Berlaku Hari Ini, Berikut Lokasi Tilang Elektronik di Ruas Tol Jakarta
ยทwaktu baca 2 menit

Penerapan tilang elektronik atau Electronic Traffic Law Enforcement (ETLE) di tol resmi berlaku mulai hari ini (1/4/2022).
Dalam penerapan itu, PT Jasa Marga memastikan dukungannya dengan menyiapkan 7 kamera speedcam di 5 ruas tol, yakni ruas tol Jakarta-Cikampek,ruas tol Layang MBZ, ruas tol Dalam Kota Jakarta, ruas tol Sedyatmo, dan ruas tol Kunciran-Cengkareng.
"Sesuai koordinasi dengan pihak Kepolisian, tahap awal penerapan tilang elektronik untuk kendaraan over speed akan dimulai di 5 ruas jalan tol," jelas Corporate Communication and Community Development Group Head Jasa Marga, Dwimawan Heru, dalam keterangan resminya.
Selain menerapkan tilang elektronik speed cam, Kepolisian dan Jasa Marga juga menerapkan tilang elektronik untuk truk over dimension dan over loading atau ODOL berbasis Weight In Motion (WIM).
Khusus tilang elektronik berbasis weight in motion atau WIM diterapkan di 2 ruas tol, yakni ruas tol JORR seksi E dan ruas tol Jakarta-Tangerang.

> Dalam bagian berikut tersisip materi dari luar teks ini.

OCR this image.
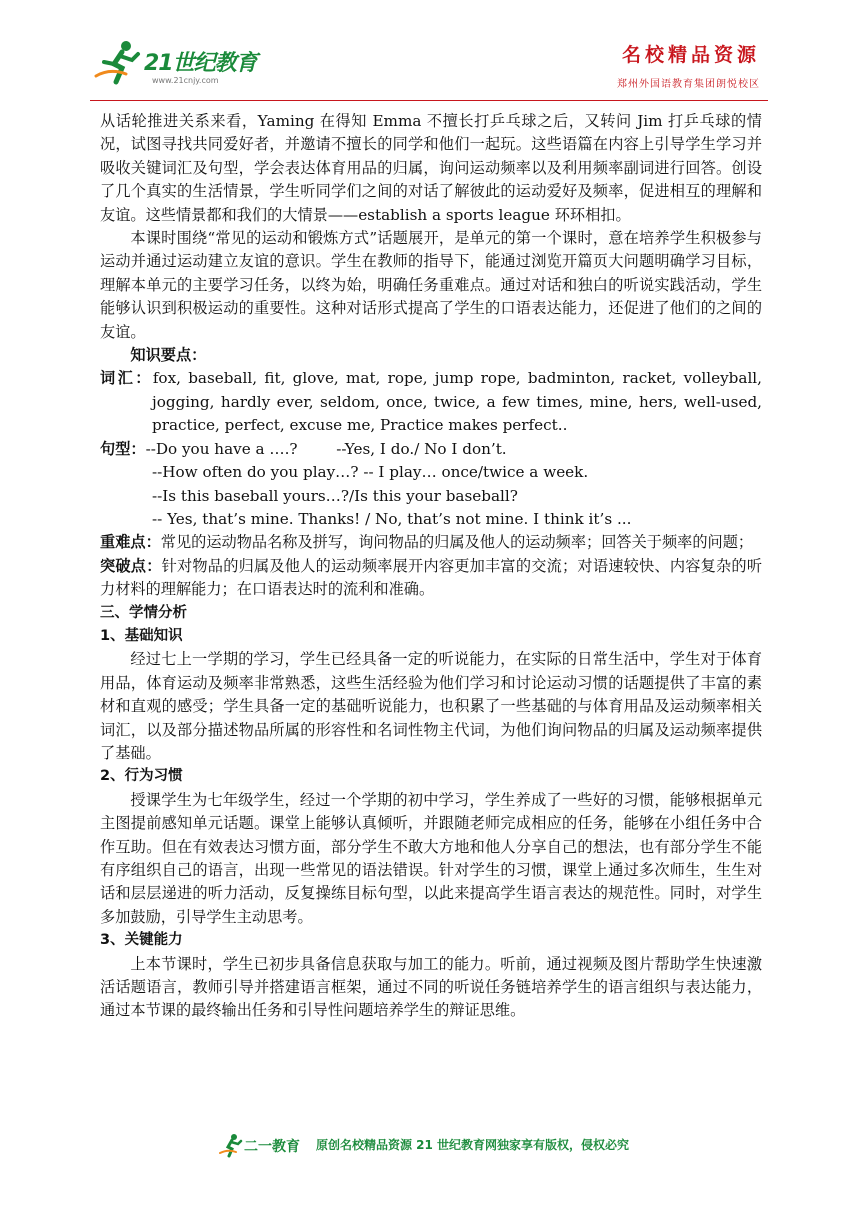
21世纪教育
www.21cnjy.com
名校精品资源
郑州外国语教育集团朗悦校区

从话轮推进关系来看，Yaming 在得知 Emma 不擅长打乒乓球之后，又转问 Jim 打乒乓球的情况，试图寻找共同爱好者，并邀请不擅长的同学和他们一起玩。这些语篇在内容上引导学生学习并吸收关键词汇及句型，学会表达体育用品的归属，询问运动频率以及利用频率副词进行回答。创设了几个真实的生活情景，学生听同学们之间的对话了解彼此的运动爱好及频率，促进相互的理解和友谊。这些情景都和我们的大情景——establish a sports league 环环相扣。

本课时围绕“常见的运动和锻炼方式”话题展开，是单元的第一个课时，意在培养学生积极参与运动并通过运动建立友谊的意识。学生在教师的指导下，能通过浏览开篇页大问题明确学习目标，理解本单元的主要学习任务，以终为始，明确任务重难点。通过对话和独白的听说实践活动，学生能够认识到积极运动的重要性。这种对话形式提高了学生的口语表达能力，还促进了他们的之间的友谊。

知识要点：

词汇：fox, baseball, fit, glove, mat, rope, jump rope, badminton, racket, volleyball, jogging, hardly ever, seldom, once, twice, a few times, mine, hers, well-used, practice, perfect, excuse me, Practice makes perfect..

句型：--Do you have a ….?        --Yes, I do./ No I don’t.

--How often do you play…? -- I play… once/twice a week.

--Is this baseball yours…?/Is this your baseball?

-- Yes, that’s mine. Thanks! / No, that’s not mine. I think it’s ...

重难点：常见的运动物品名称及拼写，询问物品的归属及他人的运动频率；回答关于频率的问题；

突破点：针对物品的归属及他人的运动频率展开内容更加丰富的交流；对语速较快、内容复杂的听力材料的理解能力；在口语表达时的流利和准确。

三、学情分析

1、基础知识

经过七上一学期的学习，学生已经具备一定的听说能力，在实际的日常生活中，学生对于体育用品，体育运动及频率非常熟悉，这些生活经验为他们学习和讨论运动习惯的话题提供了丰富的素材和直观的感受；学生具备一定的基础听说能力，也积累了一些基础的与体育用品及运动频率相关词汇，以及部分描述物品所属的形容性和名词性物主代词，为他们询问物品的归属及运动频率提供了基础。

2、行为习惯

授课学生为七年级学生，经过一个学期的初中学习，学生养成了一些好的习惯，能够根据单元主图提前感知单元话题。课堂上能够认真倾听，并跟随老师完成相应的任务，能够在小组任务中合作互助。但在有效表达习惯方面，部分学生不敢大方地和他人分享自己的想法，也有部分学生不能有序组织自己的语言，出现一些常见的语法错误。针对学生的习惯，课堂上通过多次师生，生生对话和层层递进的听力活动，反复操练目标句型，以此来提高学生语言表达的规范性。同时，对学生多加鼓励，引导学生主动思考。

3、关键能力

上本节课时，学生已初步具备信息获取与加工的能力。听前，通过视频及图片帮助学生快速激活话题语言，教师引导并搭建语言框架，通过不同的听说任务链培养学生的语言组织与表达能力，通过本节课的最终输出任务和引导性问题培养学生的辩证思维。

二一教育 原创名校精品资源 21 世纪教育网独家享有版权，侵权必究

"Kami berharap pelanggaran lalu lintas yang terjadi di jalan tol berkurang sehingga meningkatkan keamanan dan keselamatan pengguna jalan tol," ucap Heru.
Sanksi tilang elektronik
Para pelanggar batas kecepatan akan dikenakan sanksi sesuai dengan Undang-undang Lalu Lintas dan Angkutan Jalan (UU LLAJ) Nomor 22 Tahun 2009 Pasal 287 Ayat 5. Berikut lengkapnya.
(5) Setiap orang yang mengemudikan Kendaraan Bermotor di Jalan yang melanggar aturan batas kecepatan paling tinggi atau paling rendah sebagaimana dimaksud dalam Pasal 106 ayat (4) huruf g atau Pasal 115 huruf a dipidana dengan pidana kurungan paling lama 2 (dua) bulan atau denda paling banyak Rp500.000,00 (lima ratus ribu rupiah).
Sementara pelanggaran truk ODOL dikenai sanksi sesuai Undang-undang Lalu Lintas dan Angkutan Jalan (UU LLAJ) Nomor 22 Tahun 2009 Pasal 277 dan 307. Berikut lengkapnya.
Pasal 277
Setiap orang yang memasukkan Kendaraan Bermotor, kereta gandengan, dan kereta tempelan ke dalam wilayah Republik Indonesia, membuat, merakit, atau memodifikasi Kendaraan Bermotor yang menyebabkan perubahan tipe, kereta gandengan, kereta tempelan, dan kendaraan khusus yang dioperasikan di dalam negeri yang tidak memenuhi kewajiban uji tipe sebagaimana dimaksud dalam Pasal 50 ayat (1) dipidana dengan pidana penjara paling lama 1 (satu) tahun atau denda paling banyak Rp24.000.000,00 (dua puluh empat juta rupiah).
Pasal 307
Setiap orang yang mengemudikan Kendaraan Bermotor Angkutan Umum Barang yang tidak mematuhi ketentuan mengenai tata cara pemuatan, daya angkut, dimensi kendaraan sebagaimana dimaksud dalam Pasal 169 ayat (1) dipidana dengan pidana kurungan paling lama 2 (dua) bulan atau denda paling banyak Rp500.000,00 (lima ratus ribu rupiah).